Na semana de abertura do carnaval, bloco afro afirmativo atrai milhares de pessoas no desfile que teve como tema ‘Comunicação, Tecnologia e Consciência’
“Vamos abrir a rua, laroyê. Ilu Inã é Mojubá”. No corredor formado pelas milhares de pessoas que estavam em frente ao Aparelha Luzia, ponto de partida do Ilu Inã, surgem Exu, com sua foice e seu ogó (bastão com cabaças), seguido de Iemanjá, que perfuma de alfazema a multidão, e Ogum, com sua espada de guerreiro. Logo atrás, os músicos entoam pontos do candomblé mesclados com composições próprias e são acompanhados da alaranjada bateria que enche de potência e energia as ruas do centro de São Paulo. Este foi o primeiro ano que um naipe de metais compôs o cortejo, trazendo ainda mais harmonia ao som.

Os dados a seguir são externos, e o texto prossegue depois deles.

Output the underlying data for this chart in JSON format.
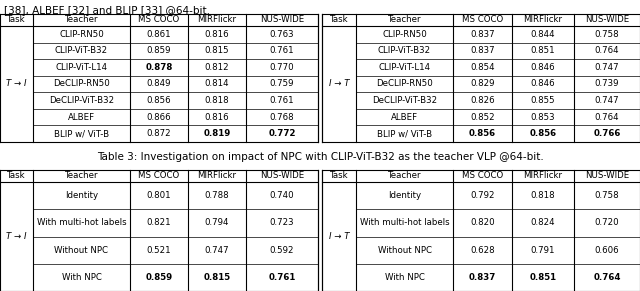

Nem mesmo a chuva que caía insistente no centro de São Paulo desanimou quem foi ver o Ilu Inã passar.
À frente dos músicos e, vez ou outra no abre-alas, brincando com os orixás, surge Érica Malunguinho, primeira deputada estadual trans de São Paulo, eleita no ano passado pelo PSOL. Assim começa o cortejo do bloco afro-afirmativo, que saiu nesta segunda-feira (25/2) da Rua Apa, no centro da capital, e passou por algumas ruas da Barra Funda, pelo terceiro ano consecutivo. O tema desta edição do desfile foi “Comunicação, Tecnologia e Consciência”. Cerca de 130 pessoas fazem parte do bloco.
Segundo o mestre de bateria Fernando Alabê, os três elementos do tema estão contemplados respectivamente em Exu, Ogum e Iemanjá. “Todas as manifestações culturais negras são manifestações de resistência. Comunicação, tecnologia e consciência são três arquétipos dos orixás, são três elementos muito importantes para nossa sociedade que teve seus primeiros passos na África. Esse é nosso recado: comunicação, tecnologia e consciência para o desenvolvimento pleno, em específico da negritude, porque a gente teve nosso desenvolvimento sequestrado séculos atrás. Então a gente retoma isso hoje. E a gente não retoma apenas o espaço simbólico, como o geográfico. Quando a gente desfila aqui na zona centro-oeste da capital, a gente dá um recado para a massa negra, de que mais da metade do que está aí é nosso e a gente está vindo buscar”, afirma Fernando, em entrevista à Ponte.
Ao lado de um mural da vereadora Marielle Franco, assassinada em 14 de março do ano passado, Fernando Alabê comenta a simbologia do crime, que completará um ano daqui duas semanas sem solução. “Infelizmente foi um recado das elites. Tenho plena certeza disso. Não foi devidamente apurado, não se sabe quem foi, mas toda negra, negro que morre no Brasil é por culpa da elite”, enfatiza.
Bateria, vozes e coreografia evocam fé e ancestralidade, pois “resistência faz parte da herança”, diz a letra de uma das músicas puxada pelos músicos e rapidamente cantada pela multidão. Um dos compositores do Ilu Inã, Melvin Santana, fala da importância daquilo que é ouvido. “Nós cantamos musicas autorais, músicas não autorais, mas como tudo que tocamos acaba tendo relação com as religiões de matriz africana, o que a gente busca é uma intersecção. A mixagem desses pontos com as músicas autorais faz parte da característica do bloco”, explica.